Yang membuat kekeringan kali ini lebih parah, adalah munculnya fenomena sejenis di Samudera Hindia, yakni Indian Ocean Dipole (IOD).

“Dampaknya adalah sesuai dengan yang diprediksi, adanya kekeringan yang lebih panjang dan lebih intensif dan skalanya lebih kuat daripada tahun 2020, 2021, dan 2022. Kurang lebih sama dengan tahun 2019,” kata Kepala BMKG Dwikorita Karnawati, dikutip dari CNN Indonesia, Kamis 19 Oktober 2023.

Dalam prediksinya, BMKG mengungkap El Nino membuat beberapa wilayah mengalami curah hujan bulanan dengan kategori rendah (0 – 100 mm/bulan), utamanya pada Agustus, September, Oktober.

Wilayah-wilayah itu meliputi Sumatera bagian tengah hingga selatan, pulau Jawa, Bali hingga Nusa Tenggara, Kalimantan bagian selatan, sebagian besar Sulawesi, sebagian Maluku Utara, sebagian Maluku dan Papua bagian selatan.

Ramalan itu pun jadi kenyataan.

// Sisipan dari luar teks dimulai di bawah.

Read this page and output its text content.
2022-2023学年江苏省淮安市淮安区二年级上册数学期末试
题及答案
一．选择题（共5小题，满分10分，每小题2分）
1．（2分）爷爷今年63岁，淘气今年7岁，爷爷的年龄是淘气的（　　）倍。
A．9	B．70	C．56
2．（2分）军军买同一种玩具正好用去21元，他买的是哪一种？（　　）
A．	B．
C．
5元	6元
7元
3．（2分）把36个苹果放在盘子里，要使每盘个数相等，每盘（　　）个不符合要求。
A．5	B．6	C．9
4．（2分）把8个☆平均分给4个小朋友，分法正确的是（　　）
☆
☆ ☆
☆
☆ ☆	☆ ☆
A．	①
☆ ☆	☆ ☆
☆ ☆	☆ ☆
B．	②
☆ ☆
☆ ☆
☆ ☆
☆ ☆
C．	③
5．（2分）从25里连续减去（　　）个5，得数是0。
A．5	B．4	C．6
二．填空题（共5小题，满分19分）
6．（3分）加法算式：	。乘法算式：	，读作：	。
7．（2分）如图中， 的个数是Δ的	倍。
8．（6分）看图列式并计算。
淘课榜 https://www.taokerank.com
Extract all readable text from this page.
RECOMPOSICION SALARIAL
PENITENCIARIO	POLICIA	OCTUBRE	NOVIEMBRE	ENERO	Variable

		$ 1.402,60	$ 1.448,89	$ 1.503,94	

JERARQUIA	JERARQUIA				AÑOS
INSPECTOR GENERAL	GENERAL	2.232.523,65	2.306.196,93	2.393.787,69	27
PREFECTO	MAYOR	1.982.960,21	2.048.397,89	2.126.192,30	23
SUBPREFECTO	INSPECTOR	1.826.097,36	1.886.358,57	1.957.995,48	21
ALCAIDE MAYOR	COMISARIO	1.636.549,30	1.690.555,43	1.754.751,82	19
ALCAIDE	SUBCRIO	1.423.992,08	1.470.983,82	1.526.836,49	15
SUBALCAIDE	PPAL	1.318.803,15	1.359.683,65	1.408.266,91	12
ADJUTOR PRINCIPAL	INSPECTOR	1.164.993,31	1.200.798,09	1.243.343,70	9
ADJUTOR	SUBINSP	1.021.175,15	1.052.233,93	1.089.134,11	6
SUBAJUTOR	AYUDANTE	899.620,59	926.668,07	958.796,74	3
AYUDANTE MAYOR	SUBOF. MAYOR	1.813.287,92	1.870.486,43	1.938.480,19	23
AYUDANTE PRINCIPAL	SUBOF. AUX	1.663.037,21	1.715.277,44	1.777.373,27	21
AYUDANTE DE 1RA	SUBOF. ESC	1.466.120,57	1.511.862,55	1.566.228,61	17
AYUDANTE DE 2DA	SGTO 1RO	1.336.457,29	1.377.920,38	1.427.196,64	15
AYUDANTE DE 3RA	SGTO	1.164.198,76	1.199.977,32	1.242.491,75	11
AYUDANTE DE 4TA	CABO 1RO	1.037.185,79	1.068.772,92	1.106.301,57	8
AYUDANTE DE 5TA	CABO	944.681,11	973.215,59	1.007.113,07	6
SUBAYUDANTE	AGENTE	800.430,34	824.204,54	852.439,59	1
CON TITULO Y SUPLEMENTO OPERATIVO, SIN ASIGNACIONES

Deret daerah yang masuk jajaran elite curah hujan amat rendah didominasi dari wilayah selatan ekuator.

Yakni, Sumba Timur (NTT) 166 hari tanpa hujan, Rote Ndao (NTT) 166 hari tak hujan, Kota Bima (NTB) 164 hari tanpa hujan, Lombok Utara (NTB) 163 hari tiada hujan, dan Lombok Timur(NTB) 143 tak tersentuh hujan.

Sementara, wilayah di Pulau Jawa yang paling lama tak tersentuh hujan adalah Boyolali, Jawa Tengah(141 hari tak kena hujan).

Bisa jadi El Nino kuat?

Aaron Levine, ilmuwan atmosfer di University of Washington, AS, yang penelitiannya berfokus pada El Nino, bicara soal kemungkinan fenomena ini berkembang jadi level kuat.

Menurutnya, El Nino kuat, dalam definisi paling dasar, terjadi ketika suhu rata-rata permukaan laut di Pasifik khatulistiwa setidaknya 1,5 derajat Celcius lebih hangat dari biasanya. Ini diukur berdasarkan kotak imajiner di sepanjang khatulistiwa, kira-kira di selatan Hawaii, yang dikenal sebagai Indeks Nino 3.4.

“Namun El Nino merupakan fenomena laut-atmosfer yang terjadi bersamaan, dan atmosfer juga memainkan peranan penting,” ujarnya.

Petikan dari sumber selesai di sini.